Он, посмеиваясь, хотел взять ее руку в свои, но она заложила ее за спину и упрямо повторяла, что все это вздор.
«Хорошо, – ответил он, вынув горсть монет и отсчитывая на ладони чаевые. – Хорошо, я удалюсь, но в случае вашего согласия извольте мне дать знать, а иначе можете не беспокоиться – от моего присутствия я вас избавлю навеки».
«Обождите. Пускай они сначала уйдут. Вы избираете странные минуты для таких разговоров».
«Теперь сядем и потолкуем, – через минуту заговорила она, тяжело и смиренно присев на вернувшийся диван (а он с нею рядом, в профиль, подложив под себя ногу и держа себя сбоку за шнурок башмака). – Прежде всего… Прежде всего, мой друг, я, как вы знаете, больная, тяжело больная женщина; вот уже года два, как жить значит для меня лечиться; операция, которую я перенесла двадцать пятого апреля, по всей вероятности, предпоследняя, – иначе говоря, в следующий раз меня из больницы повезут на кладбище. Ах нет, не отмахивайтесь… Предположим даже, что я протяну еще несколько лет, – что может измениться? Я до гроба приговорена ко всем мукам адовой диеты, и единственное, что занимает меня, это мой желудок, мои нервы; характер мой безнадежно испорчен: когда-то была хохотушкой… но, впрочем, всегда относилась требовательно к людям, – а теперь я требовательна ко всему: к вещам, к соседской собаке, ко всякой минуте существования, которая не так служит мне, как хочу. Вам известно… я была семь лет замужем – особого счастья не запомнилось; я дурная мать, но сама с этим примирилась, твердо зная, что мою смерть только ускорит близость шумной девчонки; причем глупо, болезненно завидую ее мускулистым ножкам, румянцу, пищеварению. Я бедна: одну половину моей ренты съедает болезнь, другую – долги. Даже если и допустить, что вы по характеру, по чуткости… ну, словом, по разным чертам в мужья мне годитесь, – видите, я делаю ударение на „мне“, – то каково будет вам с такой женой? Душой-то я, может быть, и молода, ну и внешностью еще не вовсе монстр, но не наскучит ли вам возиться с привередницей, никогда-никогда ей не перечить, соблюдать ее привычки, ее причуды, ее посты и правила, а все ради чего? – ради того, чтобы, может быть, через полгода остаться вдовцом с чужим ребенком на руках!»
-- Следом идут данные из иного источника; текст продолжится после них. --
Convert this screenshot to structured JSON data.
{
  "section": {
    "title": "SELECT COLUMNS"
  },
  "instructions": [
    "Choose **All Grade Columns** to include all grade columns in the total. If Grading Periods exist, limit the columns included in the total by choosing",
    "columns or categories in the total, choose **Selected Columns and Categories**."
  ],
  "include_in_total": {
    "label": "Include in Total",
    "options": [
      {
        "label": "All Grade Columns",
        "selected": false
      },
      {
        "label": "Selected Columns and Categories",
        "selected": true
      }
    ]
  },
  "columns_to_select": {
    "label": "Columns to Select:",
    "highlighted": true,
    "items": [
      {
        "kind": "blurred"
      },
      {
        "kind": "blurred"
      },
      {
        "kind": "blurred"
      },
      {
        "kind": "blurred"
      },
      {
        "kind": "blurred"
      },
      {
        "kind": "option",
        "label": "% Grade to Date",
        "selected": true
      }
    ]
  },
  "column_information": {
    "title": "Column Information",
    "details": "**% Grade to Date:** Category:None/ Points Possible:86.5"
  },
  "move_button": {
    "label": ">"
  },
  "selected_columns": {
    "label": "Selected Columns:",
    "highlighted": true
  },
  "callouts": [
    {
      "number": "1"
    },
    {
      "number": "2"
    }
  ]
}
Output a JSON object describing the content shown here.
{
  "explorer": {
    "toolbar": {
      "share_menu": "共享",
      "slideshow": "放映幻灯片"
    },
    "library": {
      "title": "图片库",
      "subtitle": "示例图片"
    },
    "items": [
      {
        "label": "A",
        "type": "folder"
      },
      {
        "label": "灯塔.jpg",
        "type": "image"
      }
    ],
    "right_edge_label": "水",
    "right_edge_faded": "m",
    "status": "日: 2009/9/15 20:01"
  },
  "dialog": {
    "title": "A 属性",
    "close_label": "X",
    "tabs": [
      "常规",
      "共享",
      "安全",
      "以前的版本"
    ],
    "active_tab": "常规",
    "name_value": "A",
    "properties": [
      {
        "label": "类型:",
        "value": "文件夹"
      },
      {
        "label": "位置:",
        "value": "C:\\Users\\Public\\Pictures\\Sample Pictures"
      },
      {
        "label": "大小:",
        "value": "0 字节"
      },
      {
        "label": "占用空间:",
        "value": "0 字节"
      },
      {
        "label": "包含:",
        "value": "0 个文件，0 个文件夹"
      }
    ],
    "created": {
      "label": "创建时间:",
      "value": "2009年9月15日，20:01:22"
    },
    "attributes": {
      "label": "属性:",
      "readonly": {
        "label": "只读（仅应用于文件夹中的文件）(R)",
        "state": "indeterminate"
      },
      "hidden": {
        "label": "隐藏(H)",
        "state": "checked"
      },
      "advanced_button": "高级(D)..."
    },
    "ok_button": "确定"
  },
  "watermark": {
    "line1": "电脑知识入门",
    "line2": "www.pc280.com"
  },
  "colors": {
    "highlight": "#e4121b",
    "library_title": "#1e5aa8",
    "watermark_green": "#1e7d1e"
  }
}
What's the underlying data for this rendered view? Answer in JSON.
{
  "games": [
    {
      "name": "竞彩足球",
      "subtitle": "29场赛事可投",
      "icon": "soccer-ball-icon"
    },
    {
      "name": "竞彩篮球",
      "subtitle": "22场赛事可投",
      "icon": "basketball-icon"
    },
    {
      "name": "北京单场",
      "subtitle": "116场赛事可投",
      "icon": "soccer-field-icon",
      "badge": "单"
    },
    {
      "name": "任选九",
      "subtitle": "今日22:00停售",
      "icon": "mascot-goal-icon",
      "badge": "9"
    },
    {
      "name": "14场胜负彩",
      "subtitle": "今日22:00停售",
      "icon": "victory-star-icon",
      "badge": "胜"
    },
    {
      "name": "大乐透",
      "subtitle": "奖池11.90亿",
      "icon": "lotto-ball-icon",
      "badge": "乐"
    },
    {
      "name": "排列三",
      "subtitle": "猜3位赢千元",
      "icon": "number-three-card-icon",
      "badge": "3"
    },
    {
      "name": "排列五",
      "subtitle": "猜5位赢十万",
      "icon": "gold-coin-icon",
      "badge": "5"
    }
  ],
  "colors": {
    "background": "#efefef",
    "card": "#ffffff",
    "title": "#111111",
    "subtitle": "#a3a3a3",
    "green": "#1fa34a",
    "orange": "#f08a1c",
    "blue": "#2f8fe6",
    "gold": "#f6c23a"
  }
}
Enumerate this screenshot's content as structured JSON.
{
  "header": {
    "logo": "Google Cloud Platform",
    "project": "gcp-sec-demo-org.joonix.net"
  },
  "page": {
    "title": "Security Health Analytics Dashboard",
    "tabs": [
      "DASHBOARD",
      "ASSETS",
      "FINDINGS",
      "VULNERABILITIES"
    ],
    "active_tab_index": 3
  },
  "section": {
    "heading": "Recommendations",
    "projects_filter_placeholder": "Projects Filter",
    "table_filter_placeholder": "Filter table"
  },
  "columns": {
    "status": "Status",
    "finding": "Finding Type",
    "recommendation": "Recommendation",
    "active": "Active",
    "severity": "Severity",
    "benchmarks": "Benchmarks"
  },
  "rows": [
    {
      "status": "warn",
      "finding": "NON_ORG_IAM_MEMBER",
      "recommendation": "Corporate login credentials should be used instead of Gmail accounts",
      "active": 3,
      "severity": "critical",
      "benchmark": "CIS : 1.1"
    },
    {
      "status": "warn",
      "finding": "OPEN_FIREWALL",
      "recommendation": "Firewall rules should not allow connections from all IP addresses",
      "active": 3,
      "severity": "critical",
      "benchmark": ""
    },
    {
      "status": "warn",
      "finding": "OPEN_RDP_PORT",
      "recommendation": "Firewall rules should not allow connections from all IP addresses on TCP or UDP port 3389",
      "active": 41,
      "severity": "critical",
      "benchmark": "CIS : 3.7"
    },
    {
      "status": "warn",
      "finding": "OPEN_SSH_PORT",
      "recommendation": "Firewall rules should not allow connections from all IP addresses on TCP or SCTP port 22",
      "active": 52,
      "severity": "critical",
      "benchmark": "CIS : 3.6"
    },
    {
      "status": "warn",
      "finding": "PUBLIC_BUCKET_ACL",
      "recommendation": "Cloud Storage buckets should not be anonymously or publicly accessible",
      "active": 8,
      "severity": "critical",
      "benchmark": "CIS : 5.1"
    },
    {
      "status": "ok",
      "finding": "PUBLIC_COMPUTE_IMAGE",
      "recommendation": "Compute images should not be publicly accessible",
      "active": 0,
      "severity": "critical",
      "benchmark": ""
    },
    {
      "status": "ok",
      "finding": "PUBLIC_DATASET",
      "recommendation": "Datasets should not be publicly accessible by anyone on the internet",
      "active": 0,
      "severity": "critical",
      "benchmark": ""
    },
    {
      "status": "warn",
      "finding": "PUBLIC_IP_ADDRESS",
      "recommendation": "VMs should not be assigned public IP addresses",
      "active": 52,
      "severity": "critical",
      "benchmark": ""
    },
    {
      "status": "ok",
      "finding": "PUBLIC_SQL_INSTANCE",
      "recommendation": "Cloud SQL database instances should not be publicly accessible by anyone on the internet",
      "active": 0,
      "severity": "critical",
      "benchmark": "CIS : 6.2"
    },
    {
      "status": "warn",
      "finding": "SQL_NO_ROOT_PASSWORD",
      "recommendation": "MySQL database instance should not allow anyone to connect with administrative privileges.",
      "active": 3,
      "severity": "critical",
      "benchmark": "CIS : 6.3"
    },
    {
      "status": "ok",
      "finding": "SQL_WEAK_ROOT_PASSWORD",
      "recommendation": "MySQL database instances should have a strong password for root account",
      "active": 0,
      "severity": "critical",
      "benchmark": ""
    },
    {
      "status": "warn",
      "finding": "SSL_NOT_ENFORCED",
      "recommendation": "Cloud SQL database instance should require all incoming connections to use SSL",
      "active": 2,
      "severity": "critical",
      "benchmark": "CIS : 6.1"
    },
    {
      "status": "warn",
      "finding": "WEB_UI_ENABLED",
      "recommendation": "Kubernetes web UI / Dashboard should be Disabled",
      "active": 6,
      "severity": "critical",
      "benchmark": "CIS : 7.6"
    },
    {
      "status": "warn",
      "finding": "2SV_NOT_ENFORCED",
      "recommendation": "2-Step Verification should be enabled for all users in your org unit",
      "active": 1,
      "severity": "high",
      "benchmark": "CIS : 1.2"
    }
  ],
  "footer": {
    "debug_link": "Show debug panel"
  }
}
«Посему заключаю, – сказал он, – что мое предложение принято».
И он вытряхнул на ладонь из замшевого мешочка чудный неотшлифованный камешек, как бы освещенный снутри розовым огнем сквозь винную синеватость.
* * *Она приехала за два дня до свадьбы, с пламенными щеками, в незастегнутом синем пальто с болтающимися сзади концами пояска, в шерстяных носках почти до колен, в берете на мокрых кудрях. «Стоило, стоило, стоило», – повторял он мысленно, держа ее холодную красную ручку и с улыбкой морщась от воплей ее неизбежной спутницы: «Это я жениха нашла, это я жениха привела, жених – мой!» – (и вот, с ухватками орудийной прислуги, попыталась закружить неповоротливую невесту). Стоило, да, сколько бы времени ни пришлось тащить сквозь невылазный брак эту махину – стоило, переживи она всех, стоило, ради естественности его присутствия здесь и ласковых прав будущего отчима.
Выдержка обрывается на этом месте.